Discussion in 'Chicken Behaviors and Egglaying' started by Happy Chooks, Aug 17, 2010.

  1. Happy Chooks

    Happy Chooks Moderator Staff Member

    39,740
    1,252
    516
    Jul 9, 2009
    Northern CA
    My Coop
    After all my whining, I think I have a broody BUT not the broody I wanted. My RIR is on the nest and didn't come out for treats, she puffed up at me and screeched (thought I was gonna get pecked), then she started clucking and moving the eggs back under her. So I'll see if she's still on the nest tonight. (of course she's in the favorite nesting box) She's the nicest to people, but the meanest to other chickens, so not the ideal broody candidate.

    So here's my predicament. I've wormed them all as some of them were looking really thin, but were eating fine. (we have had cooler weather lately, so I thought it would be a good time) So it's day 6 of tossing the eggs. I'm assuming I can't let her hatch eggs until the 14 days are over, right? So I have to keep her in broody limbo for 8 more days?

    We do have someone that wants chicks, so I'm willing to try her out and see how she does at being a momma chicken. She'll raise them until they are feathered out, then the girls will go to our friend (they can't have roosters).

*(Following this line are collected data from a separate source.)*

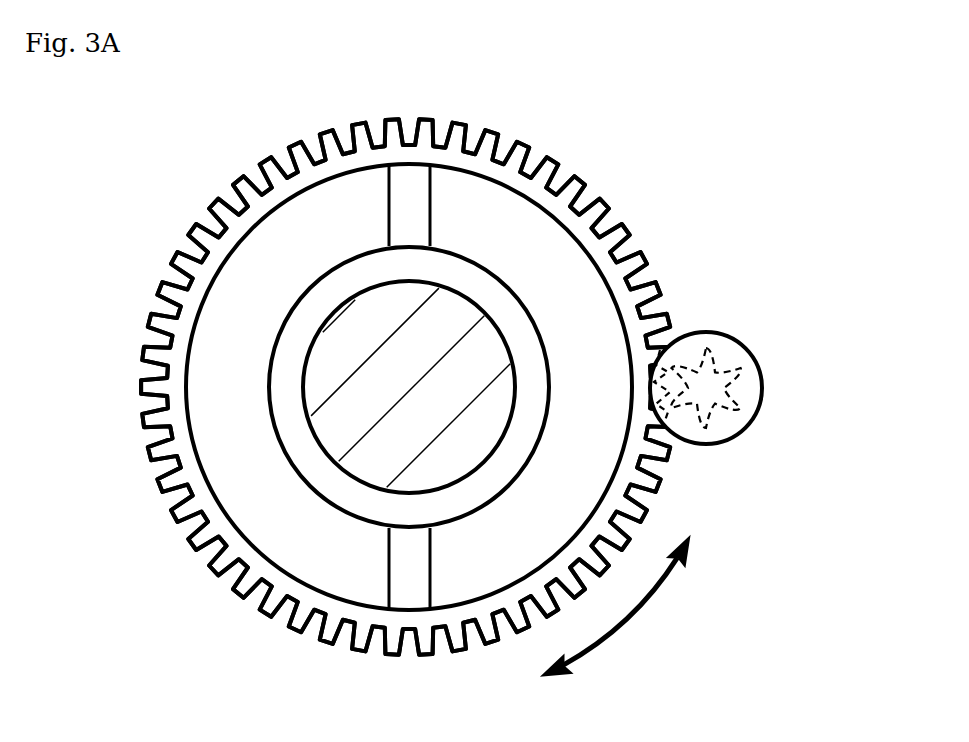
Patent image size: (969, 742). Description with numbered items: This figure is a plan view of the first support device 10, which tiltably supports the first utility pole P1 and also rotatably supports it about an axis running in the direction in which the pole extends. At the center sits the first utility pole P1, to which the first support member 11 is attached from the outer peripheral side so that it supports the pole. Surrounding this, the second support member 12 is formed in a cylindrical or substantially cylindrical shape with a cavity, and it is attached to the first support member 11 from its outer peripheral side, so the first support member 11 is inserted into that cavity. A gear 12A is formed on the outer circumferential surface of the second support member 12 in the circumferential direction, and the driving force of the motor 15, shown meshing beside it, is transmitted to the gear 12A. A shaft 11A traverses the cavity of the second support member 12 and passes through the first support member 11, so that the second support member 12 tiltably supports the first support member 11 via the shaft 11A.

The first support device 10 is at (472, 415).
The first support member 11 is at (264, 388).
The shaft 11A is at (400, 567).
The second support member 12 is at (409, 387).
The gear 12A is at (652, 500).
The motor 15 is at (764, 382).
The first utility pole P1 is at (483, 353).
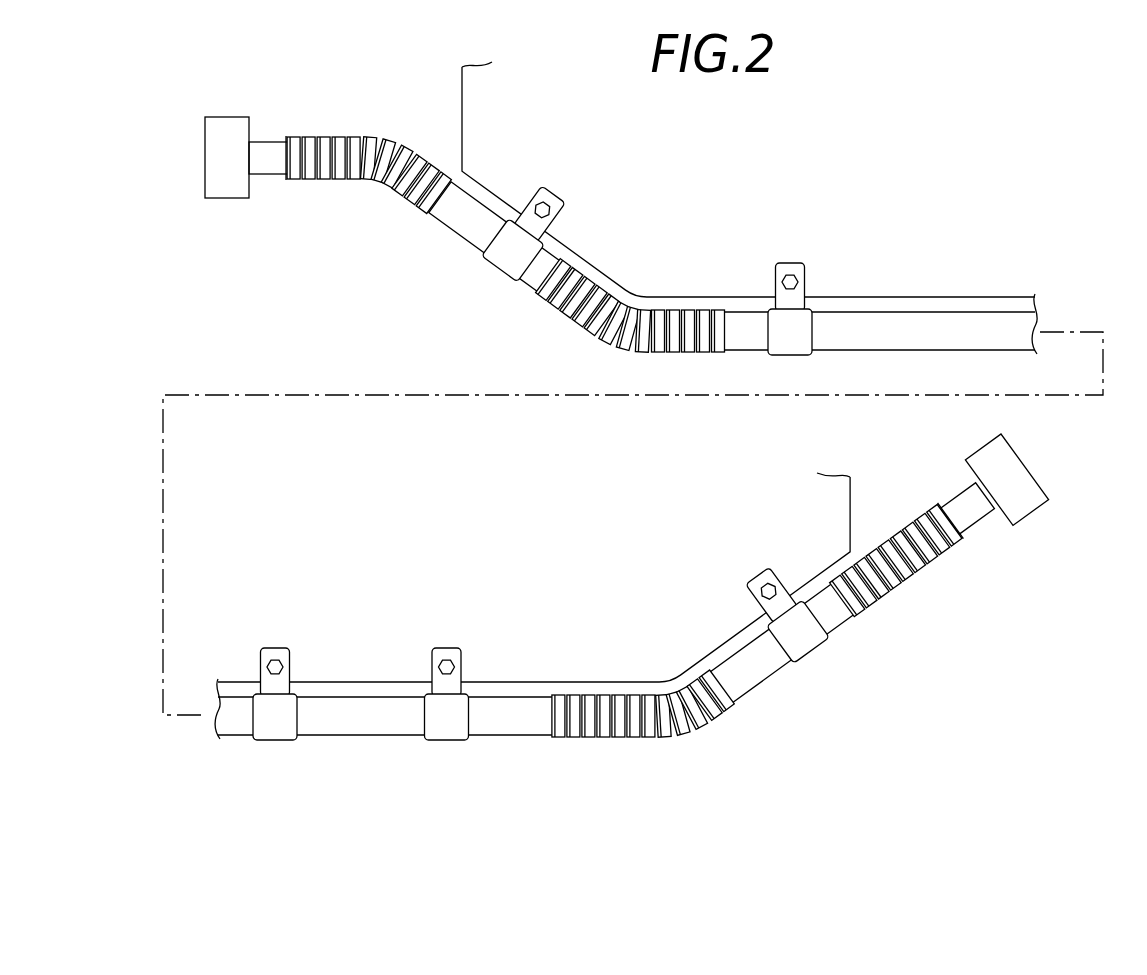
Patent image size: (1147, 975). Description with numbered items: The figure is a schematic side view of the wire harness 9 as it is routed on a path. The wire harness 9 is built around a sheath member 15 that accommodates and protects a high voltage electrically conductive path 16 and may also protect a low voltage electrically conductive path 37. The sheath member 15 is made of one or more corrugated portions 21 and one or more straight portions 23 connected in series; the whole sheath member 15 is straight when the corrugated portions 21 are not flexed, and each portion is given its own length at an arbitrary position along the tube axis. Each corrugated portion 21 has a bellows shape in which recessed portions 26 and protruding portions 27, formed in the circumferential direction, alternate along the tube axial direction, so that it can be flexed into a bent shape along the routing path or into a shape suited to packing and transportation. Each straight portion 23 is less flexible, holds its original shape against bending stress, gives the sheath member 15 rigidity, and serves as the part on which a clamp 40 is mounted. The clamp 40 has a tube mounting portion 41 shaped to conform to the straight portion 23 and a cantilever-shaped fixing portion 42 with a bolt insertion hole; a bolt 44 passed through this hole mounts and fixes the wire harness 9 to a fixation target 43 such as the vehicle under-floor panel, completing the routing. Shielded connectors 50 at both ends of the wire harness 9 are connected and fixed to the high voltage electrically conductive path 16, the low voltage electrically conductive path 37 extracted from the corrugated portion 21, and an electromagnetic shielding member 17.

    Edited for clarification.
     
    Last edited by a moderator: Aug 17, 2010
  2. CMV

    CMV Flock Mistress

    6,771
    131
    281
    Apr 15, 2009
    Is the wormer you used a teratogen? The only reason we discard eggs after worming is because the wormers are not cleared for human consumption. I don't believe that applies to hatching eggs as they are not going to be eaten. Unless the wormer is a known teratogen (causes birth defects) I don't see why it would be a problem to hatch out eggs after worming. The worst that happens is the eggs don't survive to hatch.

    It's funny about your broody. My chronic broody is also my nastiest chicken. She's a bully and a brute, and I don't know if I would actually trust her not to eat her young as soon as they were born. With great trepidation I am going to let her try to hatch a clutch next spring. Why can't the broodies be the nice birds?

    Good luck with yours.
     
  3. Wynette

    Wynette Moderator Staff Member

    25,565
    70
    421
    Sep 25, 2007
    Michigan
    gosh, that's an excellent question, Kelly! I'm going to subscribe because I'm not sure, and I'd really like to hear more opinions.

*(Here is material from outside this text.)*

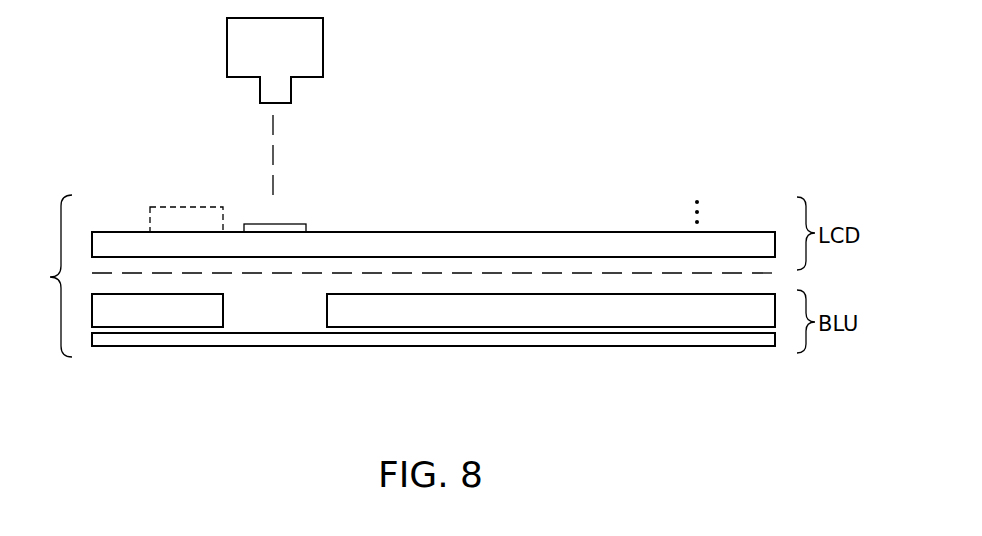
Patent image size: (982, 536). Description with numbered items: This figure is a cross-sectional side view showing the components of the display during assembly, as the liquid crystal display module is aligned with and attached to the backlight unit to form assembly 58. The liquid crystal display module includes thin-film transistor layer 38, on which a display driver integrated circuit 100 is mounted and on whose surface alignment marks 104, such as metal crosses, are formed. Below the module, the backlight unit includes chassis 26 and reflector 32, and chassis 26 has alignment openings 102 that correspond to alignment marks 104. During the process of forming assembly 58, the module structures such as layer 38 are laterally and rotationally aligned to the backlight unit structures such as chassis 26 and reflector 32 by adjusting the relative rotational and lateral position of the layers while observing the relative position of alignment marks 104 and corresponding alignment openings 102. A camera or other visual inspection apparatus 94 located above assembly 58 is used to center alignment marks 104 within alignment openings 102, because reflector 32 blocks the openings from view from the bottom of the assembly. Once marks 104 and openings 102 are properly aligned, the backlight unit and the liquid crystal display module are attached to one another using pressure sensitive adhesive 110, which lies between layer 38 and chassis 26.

    If it were me, I would not try it (my motto being better safe than sorry). But, I'm quite squeamish, so if hatchlings ended up with 2 heads or something, I'd be mortified. If you do allow it, though, it would certainly be an excellent learning opportunity! I'm just completely not sure on that - sorry!
     
  4. Bookworm chick

    Bookworm chick Chillin' With My Peeps

    227
    0
    109
    May 27, 2009
    Salem County, NJ
    Quote:IMO this is a good thing because she needs to protect the chicks from the other chickens, not people. My best mothers are mean to the others. I had one broody that was wimpy and she was a lousy mother. Her chick survived because he could run incredibly fast.[​IMG]
     
  5. Happy Chooks

    Happy Chooks Moderator Staff Member

    39,740
    1,252
    516
    Jul 9, 2009
    Northern CA
    My Coop
    Well, she wasn't on the nest last night. So she's not broody, just impersonating a broody I guess.

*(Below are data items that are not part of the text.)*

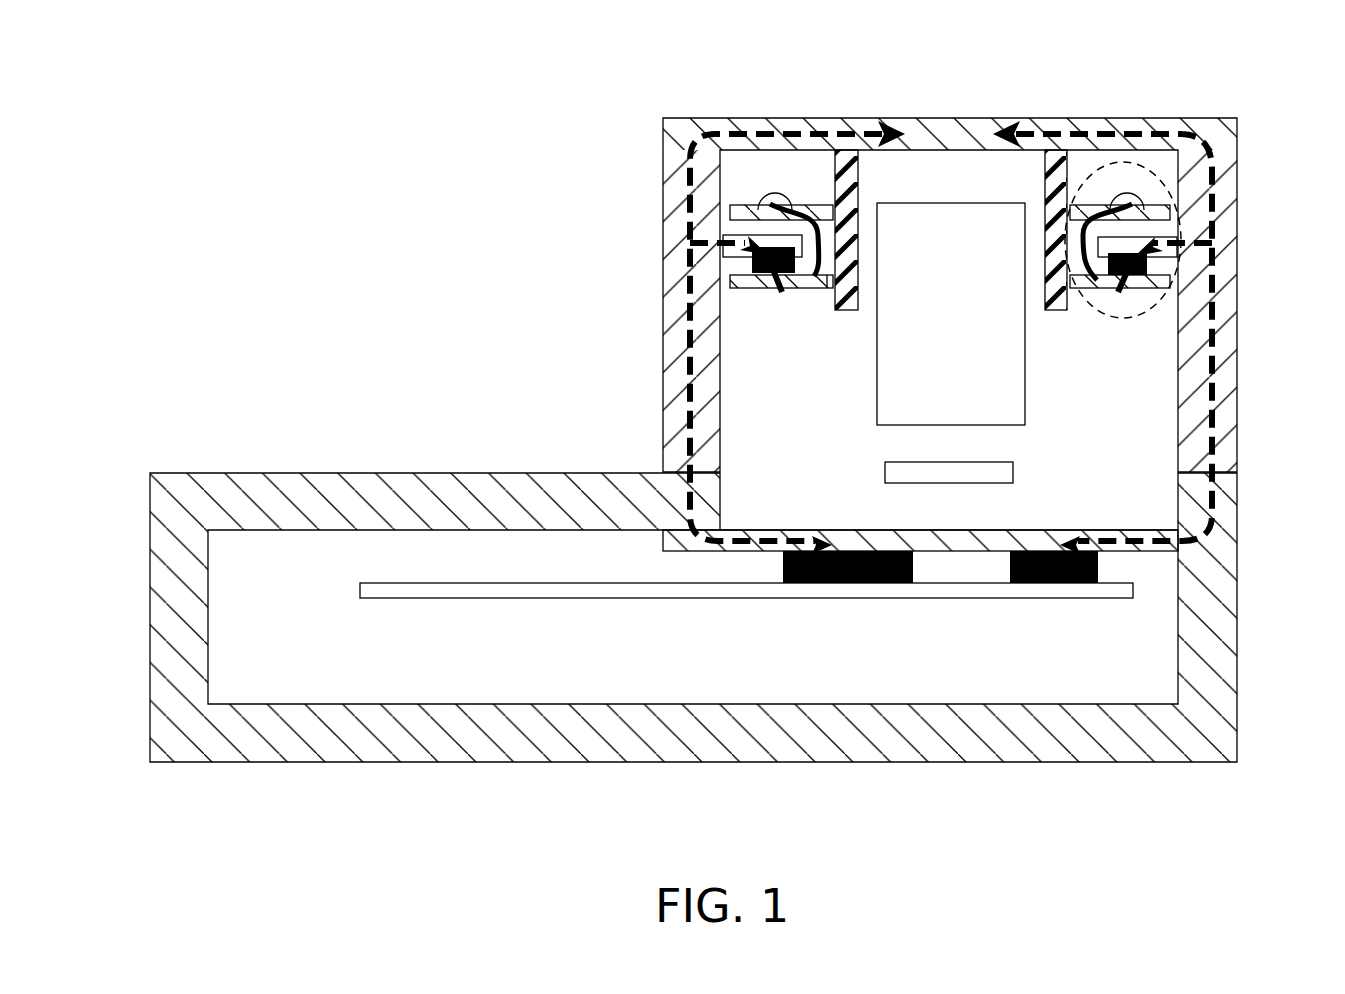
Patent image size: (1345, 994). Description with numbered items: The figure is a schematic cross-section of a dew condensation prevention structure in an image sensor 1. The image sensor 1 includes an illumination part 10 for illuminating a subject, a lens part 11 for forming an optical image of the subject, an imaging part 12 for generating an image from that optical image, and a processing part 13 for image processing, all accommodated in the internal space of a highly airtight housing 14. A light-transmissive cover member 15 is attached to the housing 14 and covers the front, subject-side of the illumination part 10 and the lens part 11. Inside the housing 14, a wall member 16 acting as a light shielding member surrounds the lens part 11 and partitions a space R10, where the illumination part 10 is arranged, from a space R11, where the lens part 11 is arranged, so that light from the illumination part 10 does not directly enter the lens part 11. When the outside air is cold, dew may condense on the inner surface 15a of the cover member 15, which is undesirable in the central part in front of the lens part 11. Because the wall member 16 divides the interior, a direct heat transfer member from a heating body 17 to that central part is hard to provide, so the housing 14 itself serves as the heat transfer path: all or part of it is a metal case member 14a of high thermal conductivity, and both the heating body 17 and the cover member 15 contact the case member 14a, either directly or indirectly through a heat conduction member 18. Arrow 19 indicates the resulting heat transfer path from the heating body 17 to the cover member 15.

The image sensor 1 is at (428, 130).
The illumination part 10 is at (1150, 165).
The lens part 11 is at (1000, 380).
The imaging part 12 is at (1013, 470).
The processing part 13 is at (1137, 591).
The housing 14 is at (363, 472).
The case member 14a is at (663, 393).
The cover member 15 is at (1032, 118).
The inner surface 15a is at (985, 150).
The wall member 16 is at (835, 195).
The heating body 17 is at (750, 258).
The heat conduction member 18 is at (722, 247).
The arrow 19 is at (690, 180).
The space R10 is at (792, 187).
The space R11 is at (937, 187).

    And I wormed them with Wazine.
     
  6. rancher hicks

    rancher hicks Chicken Obsessed

    17,601
    752
    416
    Feb 28, 2009
    Syracuse, NY
    Is there any wormer safe for human consumption?
     
  7. Wynette

    Wynette Moderator Staff Member

    25,565
    70
    421
    Sep 25, 2007
    Michigan
    Quote:I'd personally not chance it, even if it said it was...not worth the chance, IMO. But then, I'm pretty conservative on that stuff.
     
  8. rancher hicks

    rancher hicks Chicken Obsessed

    17,601
    752
    416
    Feb 28, 2009
    Syracuse, NY
    How can one avoid throwing eggs away. None of the books meniton throwing eggs out. What do commercial egg growers do?
     
  9. Orchid

    Orchid Chillin' With My Peeps

    May 10, 2010
    North Central MN
    Quote:There must be, because you can deworm people. [​IMG]
     
  10. Wynette

    Wynette Moderator Staff Member

    25,565
    70
    421
    Sep 25, 2007
    Michigan
    I pitch my eggs. I don't feed them to dogs, or back to the chooks. I use them for target practice at an old tree in the back of my field.

    I don't know what commercial hatcheries do, but I would venture a guess that they don't deworm. Their stock is not free ranged, so is not exposed to worms...their feetsies never touch the earth since they are caged.